COMPASS MAGAZINE, June 2006

Waili keeps the coffee and donuts coming

ChaoMa branch: 899, LiMing Rd., sec. 2
Chung Yo branch: "C" Building, B3 level, Chung Yo Department Store
停業 Closed

---By Douglas Habecker Translated by Uvia Chang

It is my honest opinion that nothing goes better with a hot cup of coffee, or a cold glass of milk, than a donut. However, I'm not talking about just any donut. For the proper effect, it has to be a thick, rich, cakey, all-American donut, preferably covered with powdered sugar or frosting. Dunk this into your mug, take a bite and it's pure heaven.

Over the last 150 years, Americans have consumed billions of donuts in an unstoppable craze that has given the pastry a hallowed place in the nation's food heritage. Usually, credit for inventing the donut goes to American ship captain Hansen Gregory who in 1847 came up with the idea because--depending on the story--he was a cheapskate trying to save on dough, he needed both hands on the ship's wheel and jammed a pastry on a spoke, or he found a novel solution for avoiding the uncooked centers of the fried pastries.

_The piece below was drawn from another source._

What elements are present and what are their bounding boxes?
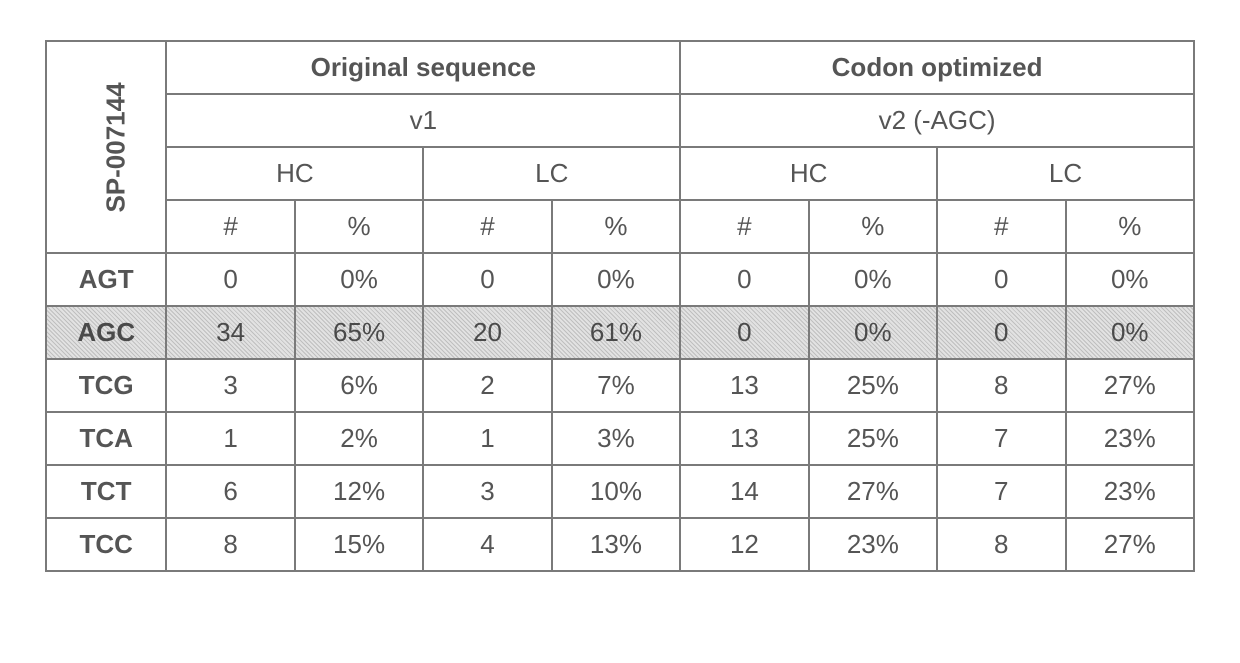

Sadly, Taichung residents lacked the opportunity to enjoy this rich heritage, until about 18 months ago when Waili Donuts introduced true American-style donuts for the first time. Opening at Christmas, 2004, the home-grown donut chain has since then expanded to three stores and has plans for another six in Taichung and Taipei before 2006 ends. From the very beginning, Waili did things the right way, inviting U.S. experts over to train staff and set up facilities. The results were immediate, as local residents began lining up for a taste.

Waili offers a total of 50 types of donuts (NT$20-35 each), including plain, powdered, frosted and nut-covered cake-style donuts (duo na chuan) and chewier, yeast-based donuts (tien tien chuan). There are also crullers, cream and jelly-filled donuts, and the rough-edged "old fashion" style donuts. Waili General Manager Lin Kan-Bo says that "Chocolate Waili" yeast-based donut and the cake-type "Chocolate Vermicelli" donut are the most popular with adults, while the kids love the boxes of six different-flavored "Waili Balls" donut "holes" or six mini donuts.

Local consumers tend to take their donuts to go, but Lin says that a growing number are opting to stay and relax with a donut and drink in the comfortable seating areas provided at the ChaoMa and DaYe branches. To encourage this, Waili now offers a variety of low-priced, hot and iced coffees (made with high-quality Italian Illy-brand beans), plus teas and sorbets--together with various donut-and-drink specials. Hopefully, it's not long before all Taichung residents, like Americans, discover the joys of dunking and eating their donuts.